Maintainability (was Re: Stackless & String-processing)

Aahz Maruch aahz at netcom.com
Thu Jul 22 19:22:35 EDT 1999


In article <37974758.FF2DAE55 at callware.com>,
Ivan Van Laningham  <ivanlan at callware.com> wrote:
>Aahz Maruch wrote:
>> 
>> I'm afraid I can't agree that there's *ever* a good time to use "from
>> foo import *" in a multi-programmer environment.  Too often, you have a
>> programmer new to a particular chunk of code trying to debug it; not
>> knowing exactly where a method/function call is coming from vastly
>> increases debugging time (particularly when there are hundreds of
>> modules and scripts).  If you want to use an unadorned class/function,
>> you can just take the trouble to explicitly list it as "from foo import
>> bar, baz".
>
>All true, except for perhaps Tkinter.  And my soon-to-be-released
>mayalib-1.2.  Both are specifically designed to use 'from xxx import *'
>and both carefully refrain from polluting your namespace.  But possibly
>you don't use Tkinter in your projects, Aahz?  (I think I can safely
>assume you don't use any Mayan dates. ...;-)

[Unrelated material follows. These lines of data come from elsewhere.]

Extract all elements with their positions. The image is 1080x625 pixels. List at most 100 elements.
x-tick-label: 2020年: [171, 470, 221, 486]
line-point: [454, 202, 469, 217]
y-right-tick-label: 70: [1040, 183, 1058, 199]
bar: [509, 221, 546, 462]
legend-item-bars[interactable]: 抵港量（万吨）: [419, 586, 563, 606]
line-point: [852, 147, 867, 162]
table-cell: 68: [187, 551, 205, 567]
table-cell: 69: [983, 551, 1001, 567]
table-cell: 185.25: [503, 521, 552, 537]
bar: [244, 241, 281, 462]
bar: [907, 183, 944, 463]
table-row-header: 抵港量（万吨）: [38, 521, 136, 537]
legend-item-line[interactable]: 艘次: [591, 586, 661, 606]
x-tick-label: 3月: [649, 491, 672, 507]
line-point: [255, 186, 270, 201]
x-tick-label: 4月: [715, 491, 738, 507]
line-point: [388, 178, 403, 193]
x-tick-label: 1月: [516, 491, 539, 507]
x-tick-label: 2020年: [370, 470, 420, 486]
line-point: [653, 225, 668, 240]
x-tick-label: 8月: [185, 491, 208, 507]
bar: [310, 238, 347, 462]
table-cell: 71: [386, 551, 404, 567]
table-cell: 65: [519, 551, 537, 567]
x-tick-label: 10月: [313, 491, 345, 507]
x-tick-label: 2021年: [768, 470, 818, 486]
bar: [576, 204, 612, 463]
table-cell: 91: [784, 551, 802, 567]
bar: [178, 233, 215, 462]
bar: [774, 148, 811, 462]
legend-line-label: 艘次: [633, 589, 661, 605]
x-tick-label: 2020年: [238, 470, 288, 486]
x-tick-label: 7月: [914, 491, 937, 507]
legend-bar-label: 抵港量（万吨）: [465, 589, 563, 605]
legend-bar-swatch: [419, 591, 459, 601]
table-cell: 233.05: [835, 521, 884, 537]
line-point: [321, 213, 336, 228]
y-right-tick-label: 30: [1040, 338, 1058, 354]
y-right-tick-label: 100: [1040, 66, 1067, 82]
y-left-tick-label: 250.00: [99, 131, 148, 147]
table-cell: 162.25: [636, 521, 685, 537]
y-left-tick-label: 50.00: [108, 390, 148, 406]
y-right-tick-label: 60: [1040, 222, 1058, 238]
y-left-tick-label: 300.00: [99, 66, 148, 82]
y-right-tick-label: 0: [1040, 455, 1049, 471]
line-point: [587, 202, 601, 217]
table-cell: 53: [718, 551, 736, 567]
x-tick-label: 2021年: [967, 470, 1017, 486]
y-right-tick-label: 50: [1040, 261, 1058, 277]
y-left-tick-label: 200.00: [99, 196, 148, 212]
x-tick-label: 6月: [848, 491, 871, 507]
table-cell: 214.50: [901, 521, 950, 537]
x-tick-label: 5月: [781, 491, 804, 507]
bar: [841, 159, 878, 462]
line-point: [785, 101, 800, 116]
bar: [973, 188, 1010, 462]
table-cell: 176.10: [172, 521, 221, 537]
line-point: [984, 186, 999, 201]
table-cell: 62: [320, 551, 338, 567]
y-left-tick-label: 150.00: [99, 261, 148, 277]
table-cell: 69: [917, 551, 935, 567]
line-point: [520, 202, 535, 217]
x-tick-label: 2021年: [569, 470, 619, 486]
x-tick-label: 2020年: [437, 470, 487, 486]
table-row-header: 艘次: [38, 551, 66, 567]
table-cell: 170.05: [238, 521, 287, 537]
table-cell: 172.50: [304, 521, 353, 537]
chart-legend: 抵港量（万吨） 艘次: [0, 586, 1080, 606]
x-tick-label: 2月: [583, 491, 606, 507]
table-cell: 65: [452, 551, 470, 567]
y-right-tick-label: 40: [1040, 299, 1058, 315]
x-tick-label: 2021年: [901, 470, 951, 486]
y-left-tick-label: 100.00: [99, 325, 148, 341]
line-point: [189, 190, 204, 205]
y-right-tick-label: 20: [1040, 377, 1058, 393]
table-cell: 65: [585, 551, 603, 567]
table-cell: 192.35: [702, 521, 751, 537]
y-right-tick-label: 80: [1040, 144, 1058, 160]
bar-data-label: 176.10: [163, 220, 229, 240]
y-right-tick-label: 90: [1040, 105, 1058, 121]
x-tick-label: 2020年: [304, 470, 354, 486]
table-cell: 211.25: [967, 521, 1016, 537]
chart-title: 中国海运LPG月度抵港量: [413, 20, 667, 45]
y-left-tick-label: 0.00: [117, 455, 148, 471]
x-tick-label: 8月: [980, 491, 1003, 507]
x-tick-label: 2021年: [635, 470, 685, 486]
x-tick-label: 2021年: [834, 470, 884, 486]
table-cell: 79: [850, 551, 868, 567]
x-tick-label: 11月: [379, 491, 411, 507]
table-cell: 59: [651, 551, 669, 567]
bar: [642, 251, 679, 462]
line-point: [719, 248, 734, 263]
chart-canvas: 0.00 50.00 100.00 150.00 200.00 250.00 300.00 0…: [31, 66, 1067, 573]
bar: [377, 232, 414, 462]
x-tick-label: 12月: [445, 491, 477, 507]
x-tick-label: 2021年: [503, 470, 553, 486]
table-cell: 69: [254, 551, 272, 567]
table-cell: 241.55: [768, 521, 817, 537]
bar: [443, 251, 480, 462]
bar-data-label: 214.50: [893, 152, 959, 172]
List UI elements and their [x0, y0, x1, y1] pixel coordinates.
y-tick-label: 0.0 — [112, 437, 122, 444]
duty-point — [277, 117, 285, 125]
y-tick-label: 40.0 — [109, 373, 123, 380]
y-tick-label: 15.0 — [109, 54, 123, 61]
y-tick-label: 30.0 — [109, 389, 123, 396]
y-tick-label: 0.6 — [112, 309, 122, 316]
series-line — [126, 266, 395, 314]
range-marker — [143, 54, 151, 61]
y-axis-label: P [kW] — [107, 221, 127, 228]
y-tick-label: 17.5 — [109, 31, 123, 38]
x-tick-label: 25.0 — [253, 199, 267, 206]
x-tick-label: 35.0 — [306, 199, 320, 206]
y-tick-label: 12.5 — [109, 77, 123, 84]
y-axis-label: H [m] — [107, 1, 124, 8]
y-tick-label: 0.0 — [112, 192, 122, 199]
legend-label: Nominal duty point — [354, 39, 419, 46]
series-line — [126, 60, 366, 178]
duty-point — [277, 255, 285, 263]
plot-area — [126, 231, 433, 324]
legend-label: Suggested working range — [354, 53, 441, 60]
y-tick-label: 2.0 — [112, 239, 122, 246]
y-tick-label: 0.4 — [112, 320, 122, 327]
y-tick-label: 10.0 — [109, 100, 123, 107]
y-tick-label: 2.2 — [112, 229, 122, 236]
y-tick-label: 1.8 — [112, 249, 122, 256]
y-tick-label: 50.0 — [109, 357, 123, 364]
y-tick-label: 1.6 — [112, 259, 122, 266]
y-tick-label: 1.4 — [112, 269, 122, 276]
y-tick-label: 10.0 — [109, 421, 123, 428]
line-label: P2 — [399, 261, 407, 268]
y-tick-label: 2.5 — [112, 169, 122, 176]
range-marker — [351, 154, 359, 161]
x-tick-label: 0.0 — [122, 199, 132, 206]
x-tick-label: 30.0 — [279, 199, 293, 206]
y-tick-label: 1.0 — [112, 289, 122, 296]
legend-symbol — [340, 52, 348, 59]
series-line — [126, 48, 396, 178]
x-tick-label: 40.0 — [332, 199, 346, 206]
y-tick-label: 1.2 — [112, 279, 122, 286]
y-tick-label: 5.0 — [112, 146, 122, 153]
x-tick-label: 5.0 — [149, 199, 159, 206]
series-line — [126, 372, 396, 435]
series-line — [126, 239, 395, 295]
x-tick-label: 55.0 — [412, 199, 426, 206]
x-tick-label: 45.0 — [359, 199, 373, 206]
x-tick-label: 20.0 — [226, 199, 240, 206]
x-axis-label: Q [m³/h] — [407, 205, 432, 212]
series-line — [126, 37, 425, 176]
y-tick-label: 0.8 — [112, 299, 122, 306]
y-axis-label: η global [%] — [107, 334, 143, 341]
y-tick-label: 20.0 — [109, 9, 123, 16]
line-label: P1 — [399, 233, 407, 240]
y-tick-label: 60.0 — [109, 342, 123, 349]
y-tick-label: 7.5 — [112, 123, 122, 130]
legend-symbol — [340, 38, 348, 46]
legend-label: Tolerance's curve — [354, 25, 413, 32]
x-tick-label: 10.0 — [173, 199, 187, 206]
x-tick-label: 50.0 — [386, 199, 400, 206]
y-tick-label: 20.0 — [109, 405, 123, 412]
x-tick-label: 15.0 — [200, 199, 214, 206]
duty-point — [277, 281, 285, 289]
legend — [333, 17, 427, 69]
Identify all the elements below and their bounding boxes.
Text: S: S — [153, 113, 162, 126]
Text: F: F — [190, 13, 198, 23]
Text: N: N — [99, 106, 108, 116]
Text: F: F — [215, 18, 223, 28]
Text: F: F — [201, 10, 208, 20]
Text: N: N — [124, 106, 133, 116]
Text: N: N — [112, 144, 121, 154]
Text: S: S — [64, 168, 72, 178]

The point is that a programmer looking at a traceback has no way of
knowing from looking at a line of code in isolation where the
function/class comes from.  At least with "from foo import bar" a search
through the source will discover which module/package bar comes from.

Although polluting the namespace is an issue (and as Greg points out, if
someone subclasses, you definitely do have a greater likelihood for
namespace collisions), I'm trying to hammer on the idea that specifying
where things come from is a critical issue.